Information in this document is not intended to treat, diagnose, cure or prevent any disease.  This information is not intended as a substitute for the advice or medical care of a qualified health care professional and you should seek the advice of your health care professional before undertaking any dietary or lifestyle changes.  Please understand that you assume all risks from use, non use and misuse of this information.  The material in this document is for educational purposes only.

Osteoporosis & Woman’s Health

Osteoporosis and the broken bones it can cause are not part of normal aging.
IMG_8401Photo by

Our bones are constantly being remodeled, with bone tissue being broken down and rebuilt on a regular basis. It is much like the natural removal of dead skin to make way for new skin. Peak bone mass usually happens between the ages of 18 and 25. The more bone you have at the time of peak bone mass, the less likely you are to break a bone or get osteoporosis later in life [1].

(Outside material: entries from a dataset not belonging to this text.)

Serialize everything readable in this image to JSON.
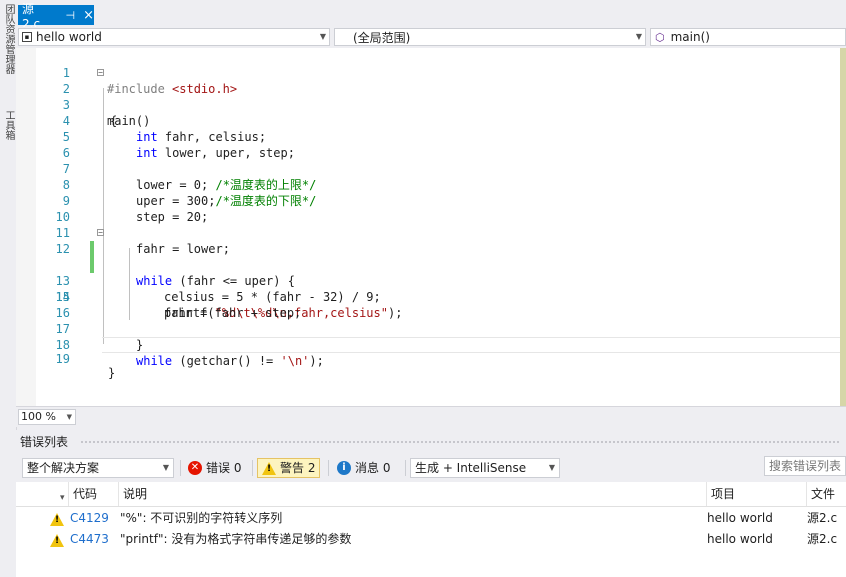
{
  "sidebar": {
    "labels": [
      "团队资源管理器",
      "工具箱"
    ]
  },
  "tab": {
    "title": "源2.c",
    "pin_glyph": "⊣",
    "close_glyph": "×"
  },
  "navbar": {
    "project": "hello world",
    "scope": "(全局范围)",
    "member": "main()"
  },
  "editor": {
    "lines": [
      {
        "num": "1"
      },
      {
        "num": "2"
      },
      {
        "num": "3"
      },
      {
        "num": "4"
      },
      {
        "num": "5"
      },
      {
        "num": "6"
      },
      {
        "num": "7"
      },
      {
        "num": "8"
      },
      {
        "num": "9"
      },
      {
        "num": "10"
      },
      {
        "num": "11"
      },
      {
        "num": "12"
      },
      {
        "num": "13"
      },
      {
        "num": "14"
      },
      {
        "num": "15"
      },
      {
        "num": "16"
      },
      {
        "num": "17"
      },
      {
        "num": "18"
      },
      {
        "num": "19"
      }
    ],
    "code": {
      "l1_a": "#include ",
      "l1_b": "<stdio.h>",
      "l2": "main()",
      "l3": "{",
      "l4_kw": "int",
      "l4_rest": " fahr, celsius;",
      "l5_kw": "int",
      "l5_rest": " lower, uper, step;",
      "l7_a": "lower = 0; ",
      "l7_c": "/*温度表的上限*/",
      "l8_a": "uper = 300;",
      "l8_c": "/*温度表的下限*/",
      "l9": "step = 20;",
      "l11": "fahr = lower;",
      "l12_kw": "while",
      "l12_rest": " (fahr <= uper) {",
      "l13": "celsius = 5 * (fahr - 32) / 9;",
      "l14_a": "printf(",
      "l14_s": "\"%d\\t\\%d\\n,fahr,celsius\"",
      "l14_b": ");",
      "l15": "fahr = fahr + step;",
      "l17": "}",
      "l18_kw": "while",
      "l18_a": " (getchar() != ",
      "l18_s": "'\\n'",
      "l18_b": ");",
      "l19": "}"
    },
    "zoom": "100 %"
  },
  "error_list": {
    "title": "错误列表",
    "scope_filter": "整个解决方案",
    "errors_label": "错误 0",
    "warnings_label": "警告 2",
    "messages_label": "消息 0",
    "build_filter": "生成 + IntelliSense",
    "search_placeholder": "搜索错误列表",
    "columns": {
      "code": "代码",
      "description": "说明",
      "project": "项目",
      "file": "文件"
    },
    "rows": [
      {
        "code": "C4129",
        "description": "\"%\": 不可识别的字符转义序列",
        "project": "hello world",
        "file": "源2.c"
      },
      {
        "code": "C4473",
        "description": "\"printf\": 没有为格式字符串传递足够的参数",
        "project": "hello world",
        "file": "源2.c"
      }
    ]
  },
  "colors": {
    "accent": "#007acc",
    "keyword": "#0000ff",
    "comment": "#008000",
    "string": "#a31515",
    "line_number": "#2b91af",
    "change_marker": "#6cca6c",
    "warning": "#f1c40f",
    "error": "#e51400",
    "info": "#1e78c8"
  }
}
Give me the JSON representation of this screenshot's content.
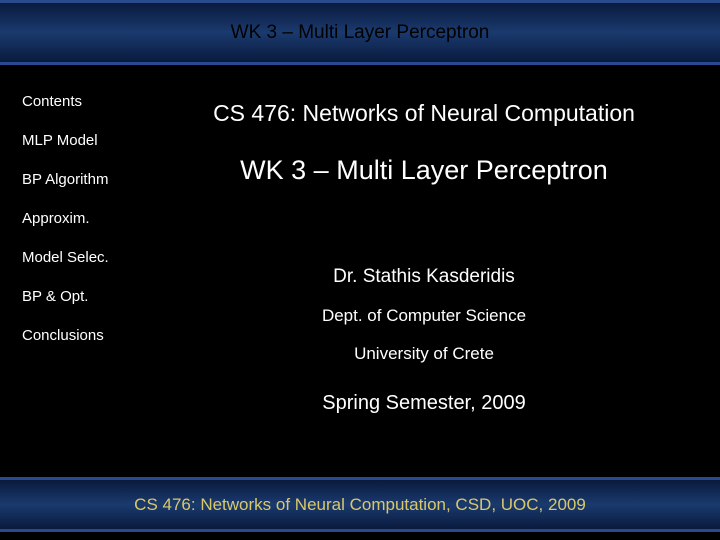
{
  "header": {
    "title": "WK 3 – Multi Layer Perceptron"
  },
  "sidebar": {
    "items": [
      {
        "label": "Contents"
      },
      {
        "label": "MLP Model"
      },
      {
        "label": "BP Algorithm"
      },
      {
        "label": "Approxim."
      },
      {
        "label": "Model Selec."
      },
      {
        "label": "BP & Opt."
      },
      {
        "label": "Conclusions"
      }
    ]
  },
  "main": {
    "course_title": "CS 476: Networks of Neural Computation",
    "week_title": "WK 3 – Multi Layer Perceptron",
    "author": "Dr. Stathis Kasderidis",
    "department": "Dept. of Computer Science",
    "university": "University of Crete",
    "semester": "Spring Semester, 2009"
  },
  "footer": {
    "text": "CS 476: Networks of Neural Computation, CSD, UOC, 2009"
  }
}
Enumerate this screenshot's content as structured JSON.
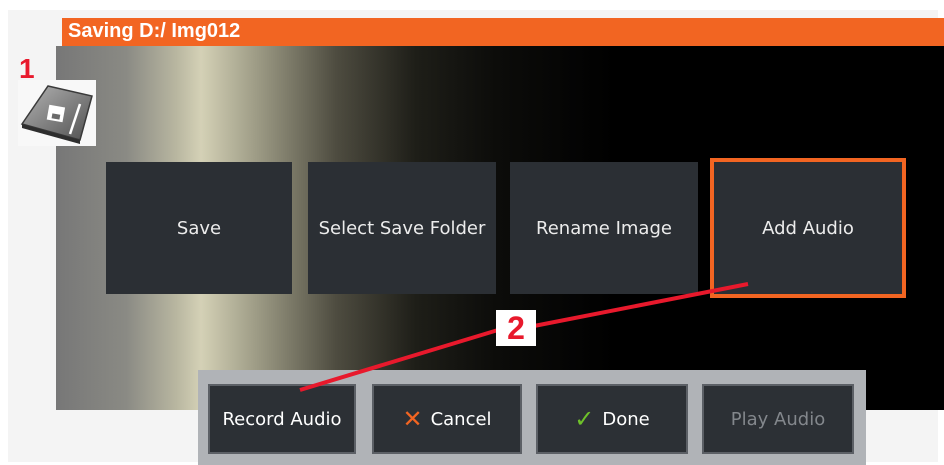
{
  "header": {
    "title": "Saving D:/ Img012"
  },
  "callouts": {
    "one": "1",
    "two": "2"
  },
  "save_icon": {
    "icon": "save-icon"
  },
  "menu": {
    "items": [
      {
        "label": "Save",
        "selected": false
      },
      {
        "label": "Select Save Folder",
        "selected": false
      },
      {
        "label": "Rename Image",
        "selected": false
      },
      {
        "label": "Add Audio",
        "selected": true
      }
    ]
  },
  "toolbar": {
    "record_label": "Record Audio",
    "cancel_label": "Cancel",
    "cancel_icon": "close-icon",
    "done_label": "Done",
    "done_icon": "checkmark-icon",
    "play_label": "Play Audio",
    "play_enabled": false
  },
  "colors": {
    "accent": "#f26522",
    "callout": "#e8192c",
    "button_bg": "#2b2f34",
    "done_check": "#6ec12a"
  }
}
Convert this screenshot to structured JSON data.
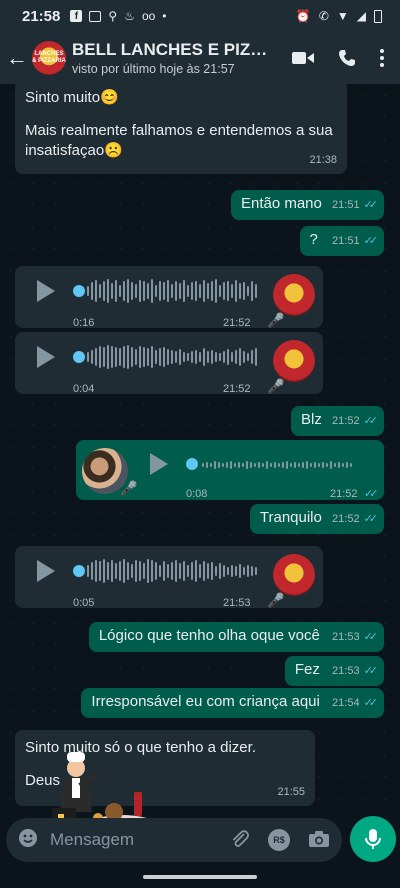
{
  "status_bar": {
    "time": "21:58",
    "left_icons": [
      "facebook-icon",
      "message-icon",
      "search-icon",
      "bell-icon",
      "voicemail-icon",
      "dot-icon"
    ],
    "right_icons": [
      "alarm-icon",
      "call-wifi-icon",
      "wifi-icon",
      "signal-icon",
      "battery-icon"
    ]
  },
  "header": {
    "title": "BELL LANCHES E PIZZ...",
    "subtitle": "visto por último hoje às 21:57",
    "avatar_text": "LANCHES & PIZZARIA"
  },
  "messages": [
    {
      "dir": "in",
      "type": "text",
      "text": "Sinto muito😊",
      "text2": "Mais realmente falhamos e entendemos a sua insatisfaçao☹️",
      "time": "21:38"
    },
    {
      "dir": "out",
      "type": "text",
      "text": "Então mano",
      "time": "21:51"
    },
    {
      "dir": "out",
      "type": "text",
      "text": "?",
      "time": "21:51"
    },
    {
      "dir": "in",
      "type": "audio",
      "duration": "0:16",
      "time": "21:52"
    },
    {
      "dir": "in",
      "type": "audio",
      "duration": "0:04",
      "time": "21:52"
    },
    {
      "dir": "out",
      "type": "text",
      "text": "Blz",
      "time": "21:52"
    },
    {
      "dir": "out",
      "type": "audio",
      "duration": "0:08",
      "time": "21:52"
    },
    {
      "dir": "out",
      "type": "text",
      "text": "Tranquilo",
      "time": "21:52"
    },
    {
      "dir": "in",
      "type": "audio",
      "duration": "0:05",
      "time": "21:53"
    },
    {
      "dir": "out",
      "type": "text",
      "text": "Lógico que tenho olha oque você",
      "time": "21:53"
    },
    {
      "dir": "out",
      "type": "text",
      "text": "Fez",
      "time": "21:53"
    },
    {
      "dir": "out",
      "type": "text",
      "text": "Irresponsável eu com criança aqui",
      "time": "21:54"
    },
    {
      "dir": "in",
      "type": "text",
      "text": "Sinto muito só o que tenho a dizer.",
      "text2": "Deus",
      "time": "21:55"
    }
  ],
  "composer": {
    "placeholder": "Mensagem",
    "tools": [
      "emoji-icon",
      "attach-icon",
      "pix-icon",
      "camera-icon"
    ],
    "pix_label": "R$"
  },
  "colors": {
    "incoming": "#1f2c34",
    "outgoing": "#005c4b",
    "accent": "#00a884",
    "ticks": "#53bdeb"
  }
}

Bone density (the degree of mineralization of the bone matrix) usually increases until about the age of 30, but after that, trouble can begin. For women, that bone loss speeds up significantly during the first 10 years after menopause when estrogen levels drop sharply. In fact, in the five to seven years after menopause, which is the rapid bone loss period when osteoporosis often develops, women can lose up to 20 percent or more of their bone density. But the loss of bone minerals continues throughout the rest of a person’s life. Osteoporosis sets in when more bone is lost than can be rebuilt. Eventually, bones become brittle and easily fractured.

Did you know…

Healthy teeth and healthy bones go together naturally. If you have osteoporosis, you may have a higher risk of losing your teeth. When your jawbone becomes less dense, teeth can loosen. In fact, women with osteoporosis tend to have fewer teeth than women with normal bone density.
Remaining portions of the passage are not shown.